Brands are burying the real value in place of cutesy slogans like that all the time. They use subheads as modifiers in order for people to discern the actual value of the main header.
This is backwards.
If you need a modifier, you’ve written a bad value proposition. Ambiguity doesn’t lead to a sale.
Instead, use the more clear and direct “modifier” as a start for your main value proposition.
SumoMe, a technology company that creates tools for growing your email list, is a prime example of what’s possible when you boil your value proposition own to its clearest form.
I know exactly what I’m getting here.
(And oh yeah, so do 4,059,800,019 other people.)
Just as some marketers seek applause in their copywriting, so do they also aim to impress with their impressive grasp of the English syntax.
What we, as users, end up reading about is a bunch of crap about synergy, collaboration, results-driven companies who are so wrapped up in their own words that they forget who they’re writing for: you.
Value propositions are no place for literature. That’s the difference between paid copywriters and effective ones; effective copywriters keep things simple while the others focus more on putting together sentences and body copy that would make their Brit Lit professor blush.
As Ann Handley has said, “no one will ever complain that you made things too simple."
Great value propositions should be easily understood by a 12-year old. Anything that isn’t should be cut. It’s really as, uh simple, as that. Your goal isn’t to impress, it’s to quickly and succinctly convey value.

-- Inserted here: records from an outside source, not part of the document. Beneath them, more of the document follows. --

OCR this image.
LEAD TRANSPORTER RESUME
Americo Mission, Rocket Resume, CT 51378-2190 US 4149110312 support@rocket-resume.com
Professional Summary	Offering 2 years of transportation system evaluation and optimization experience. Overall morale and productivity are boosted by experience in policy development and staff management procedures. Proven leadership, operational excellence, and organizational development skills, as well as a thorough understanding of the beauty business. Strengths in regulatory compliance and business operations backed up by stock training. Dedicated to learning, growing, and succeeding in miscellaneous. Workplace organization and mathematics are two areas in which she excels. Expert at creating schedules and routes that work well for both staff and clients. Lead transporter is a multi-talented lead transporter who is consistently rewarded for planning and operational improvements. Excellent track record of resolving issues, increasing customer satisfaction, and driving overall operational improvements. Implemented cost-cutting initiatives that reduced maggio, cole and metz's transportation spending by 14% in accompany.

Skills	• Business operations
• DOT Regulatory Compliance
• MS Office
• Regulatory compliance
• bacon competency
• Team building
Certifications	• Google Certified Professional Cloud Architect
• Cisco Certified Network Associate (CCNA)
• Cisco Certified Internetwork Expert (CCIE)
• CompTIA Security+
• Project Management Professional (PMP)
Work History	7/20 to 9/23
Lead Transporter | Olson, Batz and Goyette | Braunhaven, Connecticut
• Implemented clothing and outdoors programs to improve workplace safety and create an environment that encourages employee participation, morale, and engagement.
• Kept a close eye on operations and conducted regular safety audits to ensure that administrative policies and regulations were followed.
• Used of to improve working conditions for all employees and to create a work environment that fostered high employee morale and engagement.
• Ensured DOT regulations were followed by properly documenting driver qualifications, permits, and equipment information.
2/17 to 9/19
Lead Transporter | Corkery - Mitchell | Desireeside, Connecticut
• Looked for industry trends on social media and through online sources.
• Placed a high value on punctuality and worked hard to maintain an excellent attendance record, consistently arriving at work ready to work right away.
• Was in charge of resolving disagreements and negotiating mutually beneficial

Bigger, longer, more jargony words are more awkward to read and are also more likely to be misunderstood.
Said Ernest Hemingway after being criticized by William Faulkner for his limited word choice:
"Poor Faulkner. Does he really think big emotions come from big words? He thinks I don’t know the ten-dollar words. I know them all right. But there are older and simpler and better words, and those are the ones I use."
They’re the ones you should be using, too.
Check out how Driftt, a new SaaS company founded by former HubSpotters David Cancel and Elias Torres with a mission of making team collaboration easier, approaches its value proposition.
All you need to do is Google team collaboration software to check out some of the jargony mess other companies in this space are using to convey its value.
Driftt opted for the most obvious.
The easiest way to share and work together?
Considering how easy it is to discern the value of the product, I believe it.
…selfish from your customer’s point of view.
Your customers are selfish. They’re only worried about themselves. Their interests. Their problems.
This is the way it’s supposed to be.
They’re not so concerned about you and what you think of yourself or your brand.
Therefore, with a few exceptions, your value proposition should never be written in the first person. Avoid words like we, us, and I and replace them with you.
If that sounds simple, it isn’t. When done effectively, this isn’t about just swapping around a couple of words, but rather a complete restructure of your angle and approach to conveying value.
Think benefits over features. How does your product or service enhance the lives and worldview of your audience?
Take Up by Jawbone as a for instance...
Jawbone could’ve gone in a completely different direction and talked about the technology of its wearables. (Plenty of brands are doing this.)
Instead, they’re doing a tremendous job of letting me know, as a potential user, how this product would enhance my life by suggesting a “better version of me” is possible with it.
(Also note how they use the word you three times in the header section alone.)